Rooms of our own Lucy Cavendish College
home
Margaret Cavendish and the Imagined Female Academy Women's writing in the long eighteenth century (1660-1830) was naturally diverse. Mary Astell, frequently referred to as the first English feminist, asked in her work, Some Reflections Upon Marriage (1700): 'If all men are born free, how is it that all women are born slaves?' More than a century later, Elizabeth Appleton, a private governess, emphasised duty to one's parents and superiors, and acceptance of one's lot in life. The story of this period is not simply one of a move towards a liberal understanding of the importance of the Female Academy.

One of the most important writers to imagine this Female Academy is one of the earliest represented here. Margaret Cavendish produced fourteen works, many of which engaged with - and popularised - the most important scientific debates of her day. As a result of her controversial work into scientific publishing, she became in 1667 the first woman ever invited to visit the newly-founded Royal Society of London, even if she could not qualify for membership; the institution did not admit women until 1945.

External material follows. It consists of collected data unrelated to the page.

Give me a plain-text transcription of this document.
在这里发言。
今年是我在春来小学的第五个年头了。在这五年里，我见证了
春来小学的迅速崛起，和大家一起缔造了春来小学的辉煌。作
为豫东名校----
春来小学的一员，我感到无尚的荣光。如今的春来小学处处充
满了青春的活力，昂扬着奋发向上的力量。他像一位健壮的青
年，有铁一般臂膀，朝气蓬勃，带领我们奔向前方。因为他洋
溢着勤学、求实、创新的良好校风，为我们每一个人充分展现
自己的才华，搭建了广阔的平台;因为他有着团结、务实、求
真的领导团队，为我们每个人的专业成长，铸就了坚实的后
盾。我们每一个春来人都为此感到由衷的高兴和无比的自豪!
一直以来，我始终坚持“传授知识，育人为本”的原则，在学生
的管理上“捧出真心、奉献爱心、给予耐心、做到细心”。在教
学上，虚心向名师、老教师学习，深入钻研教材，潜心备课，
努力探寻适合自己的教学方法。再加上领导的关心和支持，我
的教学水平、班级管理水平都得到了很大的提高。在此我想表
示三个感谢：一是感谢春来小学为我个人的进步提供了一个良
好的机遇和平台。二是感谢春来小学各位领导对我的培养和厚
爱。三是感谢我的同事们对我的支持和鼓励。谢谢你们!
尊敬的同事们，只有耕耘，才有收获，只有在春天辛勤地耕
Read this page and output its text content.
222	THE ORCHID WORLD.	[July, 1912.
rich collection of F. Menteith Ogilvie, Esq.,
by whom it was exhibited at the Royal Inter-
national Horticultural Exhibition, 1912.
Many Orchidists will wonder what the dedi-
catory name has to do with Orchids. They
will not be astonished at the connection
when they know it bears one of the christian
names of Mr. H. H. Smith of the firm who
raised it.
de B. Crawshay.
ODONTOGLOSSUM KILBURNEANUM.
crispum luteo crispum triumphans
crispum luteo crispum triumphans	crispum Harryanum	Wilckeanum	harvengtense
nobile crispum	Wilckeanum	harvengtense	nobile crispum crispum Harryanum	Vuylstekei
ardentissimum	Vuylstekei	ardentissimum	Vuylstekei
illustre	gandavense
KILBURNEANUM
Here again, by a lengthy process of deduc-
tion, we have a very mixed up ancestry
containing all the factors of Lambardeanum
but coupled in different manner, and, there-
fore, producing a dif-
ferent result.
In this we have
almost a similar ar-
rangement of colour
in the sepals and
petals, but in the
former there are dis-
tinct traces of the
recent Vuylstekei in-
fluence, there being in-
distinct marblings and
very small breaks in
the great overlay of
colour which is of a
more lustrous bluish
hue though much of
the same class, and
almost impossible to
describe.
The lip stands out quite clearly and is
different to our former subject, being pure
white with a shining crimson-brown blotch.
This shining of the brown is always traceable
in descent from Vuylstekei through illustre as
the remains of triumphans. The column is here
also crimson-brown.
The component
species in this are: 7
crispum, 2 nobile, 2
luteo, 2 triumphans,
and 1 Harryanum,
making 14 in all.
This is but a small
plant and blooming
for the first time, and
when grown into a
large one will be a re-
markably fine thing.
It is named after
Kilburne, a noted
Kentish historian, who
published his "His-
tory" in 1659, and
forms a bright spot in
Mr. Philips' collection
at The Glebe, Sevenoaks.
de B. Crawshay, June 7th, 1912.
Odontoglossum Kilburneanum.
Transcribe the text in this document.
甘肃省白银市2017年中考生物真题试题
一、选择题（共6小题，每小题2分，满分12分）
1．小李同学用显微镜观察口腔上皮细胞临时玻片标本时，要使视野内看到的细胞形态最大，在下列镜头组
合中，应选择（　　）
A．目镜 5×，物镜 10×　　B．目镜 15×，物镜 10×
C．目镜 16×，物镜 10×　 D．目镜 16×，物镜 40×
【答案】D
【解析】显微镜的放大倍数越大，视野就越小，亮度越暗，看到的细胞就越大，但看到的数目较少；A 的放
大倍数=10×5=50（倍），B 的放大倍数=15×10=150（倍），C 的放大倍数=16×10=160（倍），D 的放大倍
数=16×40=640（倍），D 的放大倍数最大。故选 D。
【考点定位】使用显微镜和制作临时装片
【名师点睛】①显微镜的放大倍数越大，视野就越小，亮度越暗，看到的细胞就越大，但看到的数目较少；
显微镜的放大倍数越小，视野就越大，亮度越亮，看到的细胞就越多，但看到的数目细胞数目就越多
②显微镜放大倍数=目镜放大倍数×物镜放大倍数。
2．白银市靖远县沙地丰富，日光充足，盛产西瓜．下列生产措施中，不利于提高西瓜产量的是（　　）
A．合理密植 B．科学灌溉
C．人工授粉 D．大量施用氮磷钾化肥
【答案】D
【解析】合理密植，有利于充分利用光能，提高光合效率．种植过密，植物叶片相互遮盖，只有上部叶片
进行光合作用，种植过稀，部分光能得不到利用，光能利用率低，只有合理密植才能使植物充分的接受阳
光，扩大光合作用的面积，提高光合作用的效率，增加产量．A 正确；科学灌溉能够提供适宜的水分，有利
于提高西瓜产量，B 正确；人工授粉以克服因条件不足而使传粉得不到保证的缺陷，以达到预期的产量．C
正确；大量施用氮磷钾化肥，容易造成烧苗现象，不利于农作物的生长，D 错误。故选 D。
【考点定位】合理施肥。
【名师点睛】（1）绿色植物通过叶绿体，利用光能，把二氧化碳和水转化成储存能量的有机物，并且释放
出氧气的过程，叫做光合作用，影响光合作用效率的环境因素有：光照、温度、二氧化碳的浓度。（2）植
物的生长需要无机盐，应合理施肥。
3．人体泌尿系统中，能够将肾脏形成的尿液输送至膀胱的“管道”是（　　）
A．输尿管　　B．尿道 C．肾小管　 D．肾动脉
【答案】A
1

Not surprisingly her exclusion from a male scholarly community sharpened her awareness of women's disenfranchisement and in the utopian play, The Female Academy (1662), Cavendish heightened this exclusion to ironic extremes. She presented a separate institution that allowed learned ladies to withdraw from family life to engage in intellectual discussion. Margaret Cavendish formulated a feminist agenda calling for equal educational opportunities, a demand that would echo through generations of early feminist authors from Mary Astell to Mary Wollstonecraft.